At their nine-week checkup and ultrasound, they saw two tiny babies on the screen and learned then the twins were monoamniotic.
Mrs. Case said the doctors hadn’t given them much hope that one or both would survive.
“We weren’t planning to have a baby shower till after they were born,” Mrs. Case said. “We just didn’t know if we were going to lose them.”
Mrs. Case said her due date was July 4, but because of the difficulties with monoamniotic twins, her doctor told her she would be scheduled to be admitted to the hospital April 4 for a month of bedrest and then have a scheduled caesarean section on May 27. If all had gone to plan, they could have expected to bring their sons home about June 18.

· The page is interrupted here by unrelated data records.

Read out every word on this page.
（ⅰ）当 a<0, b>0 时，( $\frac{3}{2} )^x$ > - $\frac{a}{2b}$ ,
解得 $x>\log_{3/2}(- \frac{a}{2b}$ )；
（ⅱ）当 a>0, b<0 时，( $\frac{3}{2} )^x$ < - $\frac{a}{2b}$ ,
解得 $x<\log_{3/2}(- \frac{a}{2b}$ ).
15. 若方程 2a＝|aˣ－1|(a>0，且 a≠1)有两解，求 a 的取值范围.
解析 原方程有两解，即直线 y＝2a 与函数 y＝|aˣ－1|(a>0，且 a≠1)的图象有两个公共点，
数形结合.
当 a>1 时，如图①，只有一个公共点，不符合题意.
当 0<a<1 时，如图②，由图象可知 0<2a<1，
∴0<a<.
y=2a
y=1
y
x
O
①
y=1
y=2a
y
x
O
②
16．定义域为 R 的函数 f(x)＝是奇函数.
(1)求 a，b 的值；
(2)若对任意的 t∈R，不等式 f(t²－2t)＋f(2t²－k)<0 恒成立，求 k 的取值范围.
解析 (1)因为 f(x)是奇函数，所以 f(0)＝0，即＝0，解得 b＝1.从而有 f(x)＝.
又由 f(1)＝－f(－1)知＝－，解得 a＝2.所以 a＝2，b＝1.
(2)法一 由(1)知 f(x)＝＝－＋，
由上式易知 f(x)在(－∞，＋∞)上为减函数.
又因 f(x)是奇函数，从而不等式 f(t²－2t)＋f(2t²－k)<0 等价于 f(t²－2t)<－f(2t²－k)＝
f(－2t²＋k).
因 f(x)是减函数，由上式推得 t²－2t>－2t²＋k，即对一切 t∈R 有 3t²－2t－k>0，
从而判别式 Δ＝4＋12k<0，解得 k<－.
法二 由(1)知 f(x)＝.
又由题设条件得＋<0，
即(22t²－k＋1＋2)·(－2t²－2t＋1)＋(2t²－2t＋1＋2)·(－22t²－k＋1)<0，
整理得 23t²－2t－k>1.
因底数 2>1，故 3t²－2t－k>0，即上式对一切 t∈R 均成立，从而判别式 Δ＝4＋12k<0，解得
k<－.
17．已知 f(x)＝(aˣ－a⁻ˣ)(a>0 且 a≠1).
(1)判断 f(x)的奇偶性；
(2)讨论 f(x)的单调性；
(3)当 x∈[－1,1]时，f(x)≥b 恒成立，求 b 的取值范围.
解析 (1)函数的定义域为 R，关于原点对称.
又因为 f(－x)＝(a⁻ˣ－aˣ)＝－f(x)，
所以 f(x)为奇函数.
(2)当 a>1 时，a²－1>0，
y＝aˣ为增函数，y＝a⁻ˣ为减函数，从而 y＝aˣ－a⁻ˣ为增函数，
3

Their plans changed March 16 when Mrs. Case was 24 weeks and two days pregnant. She said she started having lower back and stomach pains. After she went to her doctor’s office in Watertown, an ultrasound determined Mrs. Case had more than two gallons of amniotic fluid, where typically a woman with twins might have three-quarters of a gallon. She said they rushed her to Crouse Hospital in Syracuse. The next day — St. Patrick’s Day — the babies were delivered by emergency caesarean section and then immediately were sent to the hospital’s neonatal intensive care unit.
Kenneth, or “Baby A”, weighed 445 grams at birth, just under a pound, and his little brother Derek, or “Baby B,” weighed 400 grams.